Yes! It is indeed true that agency officials may “press the case for the side they represent.” A Republican cabinet secretary may, for example, intentionally try to skew census results in a way that benefits the Republican Party.

The end of liberalism

The Roberts court has long been a place where fair elections go to die. Just look at its recent decision enabling gerrymandering. Or its many cuts at the Voting Rights Act. Or their happy-go-lucky response to wealthy donors seeking to buy elections.

Since Trump began reshaping the Supreme Court, however, there are now disturbing signs that the new majority isn’t just anti-democratic, it is also illiberal.

To explain the distinction, a democratic nation is one where the people select their leaders, typically through elections. A liberal nation commits to free debate, open discourse, and the rule of law.

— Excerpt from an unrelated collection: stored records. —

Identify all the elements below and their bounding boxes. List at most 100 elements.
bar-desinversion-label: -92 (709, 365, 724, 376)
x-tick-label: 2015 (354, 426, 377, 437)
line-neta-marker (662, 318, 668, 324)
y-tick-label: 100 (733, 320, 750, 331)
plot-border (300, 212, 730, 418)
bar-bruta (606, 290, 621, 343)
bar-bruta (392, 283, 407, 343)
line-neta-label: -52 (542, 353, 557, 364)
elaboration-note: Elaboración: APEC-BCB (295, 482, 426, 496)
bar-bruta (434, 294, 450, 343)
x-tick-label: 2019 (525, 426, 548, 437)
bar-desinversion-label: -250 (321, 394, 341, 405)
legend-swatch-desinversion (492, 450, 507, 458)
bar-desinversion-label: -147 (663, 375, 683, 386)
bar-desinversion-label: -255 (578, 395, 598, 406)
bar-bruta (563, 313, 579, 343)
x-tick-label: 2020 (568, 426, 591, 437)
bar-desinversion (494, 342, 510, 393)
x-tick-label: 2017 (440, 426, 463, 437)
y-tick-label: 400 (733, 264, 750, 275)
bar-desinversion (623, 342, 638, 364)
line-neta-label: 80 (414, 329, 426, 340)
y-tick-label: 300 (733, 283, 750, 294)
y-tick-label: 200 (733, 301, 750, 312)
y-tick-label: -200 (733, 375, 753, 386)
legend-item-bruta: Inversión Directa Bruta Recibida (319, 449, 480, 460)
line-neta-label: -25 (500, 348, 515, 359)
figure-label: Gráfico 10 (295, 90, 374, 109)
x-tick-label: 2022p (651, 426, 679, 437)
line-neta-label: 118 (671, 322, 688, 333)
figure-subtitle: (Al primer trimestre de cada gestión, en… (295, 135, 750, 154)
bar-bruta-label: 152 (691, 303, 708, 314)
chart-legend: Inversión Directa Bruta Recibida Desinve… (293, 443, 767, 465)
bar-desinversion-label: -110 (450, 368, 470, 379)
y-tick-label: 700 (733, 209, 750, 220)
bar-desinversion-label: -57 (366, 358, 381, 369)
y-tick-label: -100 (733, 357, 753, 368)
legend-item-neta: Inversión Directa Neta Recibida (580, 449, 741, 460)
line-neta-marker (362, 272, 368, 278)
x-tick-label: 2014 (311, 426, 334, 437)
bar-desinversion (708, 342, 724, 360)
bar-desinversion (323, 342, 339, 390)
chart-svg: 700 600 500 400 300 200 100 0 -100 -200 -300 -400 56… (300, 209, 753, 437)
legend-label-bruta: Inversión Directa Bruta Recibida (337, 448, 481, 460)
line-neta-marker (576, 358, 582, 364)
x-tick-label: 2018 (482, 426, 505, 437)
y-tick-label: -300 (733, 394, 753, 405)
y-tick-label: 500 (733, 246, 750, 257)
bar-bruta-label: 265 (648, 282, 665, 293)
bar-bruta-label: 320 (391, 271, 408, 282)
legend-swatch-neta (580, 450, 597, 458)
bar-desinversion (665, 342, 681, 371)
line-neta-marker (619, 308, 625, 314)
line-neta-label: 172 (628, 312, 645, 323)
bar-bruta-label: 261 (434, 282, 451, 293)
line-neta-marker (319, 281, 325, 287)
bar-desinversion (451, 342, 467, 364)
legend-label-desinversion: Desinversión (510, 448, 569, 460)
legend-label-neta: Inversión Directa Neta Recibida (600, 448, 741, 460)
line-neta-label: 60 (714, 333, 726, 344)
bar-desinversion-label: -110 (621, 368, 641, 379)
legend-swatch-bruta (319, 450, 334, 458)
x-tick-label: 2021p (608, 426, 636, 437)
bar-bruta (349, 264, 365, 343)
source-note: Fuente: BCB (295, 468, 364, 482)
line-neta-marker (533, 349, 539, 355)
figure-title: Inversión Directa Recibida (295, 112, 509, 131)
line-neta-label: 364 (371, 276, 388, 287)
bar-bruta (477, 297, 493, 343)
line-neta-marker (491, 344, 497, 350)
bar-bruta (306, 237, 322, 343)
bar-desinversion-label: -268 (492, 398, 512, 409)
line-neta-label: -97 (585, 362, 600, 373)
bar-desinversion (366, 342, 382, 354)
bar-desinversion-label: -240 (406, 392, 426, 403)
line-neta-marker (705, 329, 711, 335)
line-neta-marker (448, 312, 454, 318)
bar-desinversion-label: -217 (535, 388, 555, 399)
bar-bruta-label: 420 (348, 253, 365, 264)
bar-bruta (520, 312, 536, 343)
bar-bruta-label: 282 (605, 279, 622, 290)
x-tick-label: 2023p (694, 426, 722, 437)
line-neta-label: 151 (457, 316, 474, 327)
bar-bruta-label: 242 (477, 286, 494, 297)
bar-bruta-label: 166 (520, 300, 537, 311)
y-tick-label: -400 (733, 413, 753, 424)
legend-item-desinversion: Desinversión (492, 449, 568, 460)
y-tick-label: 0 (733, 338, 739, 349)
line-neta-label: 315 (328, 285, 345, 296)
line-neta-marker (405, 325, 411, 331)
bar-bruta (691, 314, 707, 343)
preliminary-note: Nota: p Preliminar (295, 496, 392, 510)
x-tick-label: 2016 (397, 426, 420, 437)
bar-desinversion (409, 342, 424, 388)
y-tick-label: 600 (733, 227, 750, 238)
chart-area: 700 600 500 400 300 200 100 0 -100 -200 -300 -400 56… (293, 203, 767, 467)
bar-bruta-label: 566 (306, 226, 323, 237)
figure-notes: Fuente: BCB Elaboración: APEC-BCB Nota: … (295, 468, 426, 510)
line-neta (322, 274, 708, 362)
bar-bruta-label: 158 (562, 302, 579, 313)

In a democratic nation, an elected legislature writes the laws. In a liberal nation, those laws apply equally to members of the ruling party and the opposition party alike. In a liberal democracy, all parties have equal access to the press and to public discourse.

Last Supreme Court term, admittedly before Kavanaugh joined its ranks, the court struck down a California law requiring anti-abortion centers that masquerade as reproductive health providers to make disclosures that could reveal that they are, in fact, sham clinics. That aspect of National Institute of Family and Life Advocates (NIFLA) v. Becerra was a defensible application of the First Amendment doctrines barring compelled speech, but the court also reaffirmed a past decision upholding “informed consent” laws, which require abortion providers to read an anti-abortion script to their patients.

NIFLA held, in other words, that abortion opponents have greater free speech rights than abortion providers. That’s a fundamentally illiberal decision.

Similarly, the Supreme Court’s decision upholding Trump’s Muslim ban, as well as the decision holding that a Muslim inmate could not have spiritual counsel during his final moments, raise serious questions about the court’s commitment to equal treatment of people of all faiths. Also, try to square those decisions with Burwell v. Hobby Lobby, which held that a business owned by conservative Christians may deny certain forms of health coverage to their employees if the owners object to that coverage on religious grounds.

If the Supreme Court does take a profoundly illiberal turn, Kavanaugh’s short record on that court suggests that he’ll enthusiastically join in. There are liberals who believe that courts should be more skeptical of agency power, and there are liberals who believe that doctrines like Auer are appropriate. But there is no theory consistent with the rule of law which says that courts must treat federal agencies with skepticism except when those agencies lie in order to benefit the Republican party.

Department of Commerce v. New York was Brett’s chance to show that he could be “even-keeled, open-minded, independent and dedicated to the Constitution and the public good,” even when it meant going against the interests of his party. It was his chance to show that he’s not in his current job for partisan revenge, and that his outburst at his confirmation hearing really was just a self-contained flare of rage.

But Brett did not choose open-mindedness and independence in New York. He chose what goes around comes around.